Taraflar arasındaki “tapu iptali ve tescil” davasından dolayı yapılan yargılama sonunda; Trabzon 3. Asliye Hukuk Mahkemesince davanın kabulüne dair verilen 06.02.2007 gün ve 640-20 sayılı kararın incelenmesi taraflar vekilince istenilmesi üzerine, Yargıtay 1. Hukuk Dairesinin 03.10.2007 gün ve 682-9398 sayılı ilamı ile, (...Dava, ehliyetsizlik ve gabin hukuksal nedenlerine dayalı tapu iptal ve tescil isteklerine ilişkindir.
Mahkemece, davanın kabulüne karar verilmiştir.
Dosya içeriğinden ve toplanan delillerden; kısıtlının kayden malik olduğu 9 parsel sayılı taşınmazı 24.8.2004 tarihinde davalıya satış suretiyle temlik ettiği anlaşılmaktadır.
Bilindiği üzere; davranışlarının, eylem ve işlemlerinin sebep ve sonuçlarını anlayabilme, değerlendirebilme ve ayırt edebilme kudreti (gücü) bulunmayan bir kimsenin kendi iradesi ile hak kurabilme, borç (yükümlülük) altına girebilme ehliyetinden söz edilemez.
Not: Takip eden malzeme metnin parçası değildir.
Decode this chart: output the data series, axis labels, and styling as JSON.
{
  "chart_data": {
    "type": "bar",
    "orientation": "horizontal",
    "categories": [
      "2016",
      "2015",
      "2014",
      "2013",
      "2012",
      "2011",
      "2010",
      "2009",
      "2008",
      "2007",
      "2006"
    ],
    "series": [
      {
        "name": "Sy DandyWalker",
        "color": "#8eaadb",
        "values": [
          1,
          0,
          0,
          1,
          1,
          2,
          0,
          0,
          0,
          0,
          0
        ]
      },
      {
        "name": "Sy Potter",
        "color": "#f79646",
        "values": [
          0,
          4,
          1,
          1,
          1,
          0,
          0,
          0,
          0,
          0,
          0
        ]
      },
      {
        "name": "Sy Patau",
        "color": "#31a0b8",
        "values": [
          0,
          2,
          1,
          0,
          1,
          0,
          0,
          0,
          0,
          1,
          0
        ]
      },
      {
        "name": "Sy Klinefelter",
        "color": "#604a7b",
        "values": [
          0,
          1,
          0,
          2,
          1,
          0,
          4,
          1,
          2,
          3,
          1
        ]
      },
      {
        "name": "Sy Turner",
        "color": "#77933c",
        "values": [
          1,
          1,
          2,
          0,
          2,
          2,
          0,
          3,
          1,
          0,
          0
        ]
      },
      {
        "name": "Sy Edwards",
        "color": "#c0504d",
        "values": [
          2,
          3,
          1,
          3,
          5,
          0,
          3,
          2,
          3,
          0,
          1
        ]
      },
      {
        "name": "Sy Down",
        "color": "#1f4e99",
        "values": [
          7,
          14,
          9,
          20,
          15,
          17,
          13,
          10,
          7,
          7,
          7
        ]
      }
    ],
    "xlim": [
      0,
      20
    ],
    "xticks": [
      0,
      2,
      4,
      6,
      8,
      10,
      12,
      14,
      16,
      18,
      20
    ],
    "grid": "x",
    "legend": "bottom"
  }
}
Nitekim Medeni Kanunun “fiil ehliyetine sahip olan kimse, kendi fiilleriyle hak edinebilir ve borç altına girebilir” biçimindeki 9. maddesi hükmüyle hak elde edebilmesi, borç (yükümlülük) altına girebilmesi, fiil ehliyetine bağlamış, 10. maddesinde de, fiil ehliyetinin başlıca koşulu olarak ayırtım gücü ile ergin ( reşit ) olmayı kabul ederek “ayırt etme gücüne sahip ve kısıtlı olmayan bir ergin kişinin fiil ehliyeti vardır” hükmünü getirmiştir. “Ayırtım gücü” eylem ve işlev ehliyeti olarak ta tarif edilerek aynı Yasanın 13. maddesinde “yaşının küçüklüğü yüzünden veya akıl hastalığı, akıl zayıflığı, sarhoşluk yada bunlara benzer sebeplerden biriyle akla uygun biçimde davranma yeteneğinden yoksun olmayan herkes bu kanuna göre ayırt etme gücüne sahiptir.” denmek suretiyle açıklanmış, ayrıca ayırtım gücünü ortadan kaldıran önemli nedenlerden bazılarına değinilmiştir. Önemlerinden dolayı bu ilkeler, söz konusu yasa ile öteki yasaların çeşitli hükümlerinde de yer almışlardır .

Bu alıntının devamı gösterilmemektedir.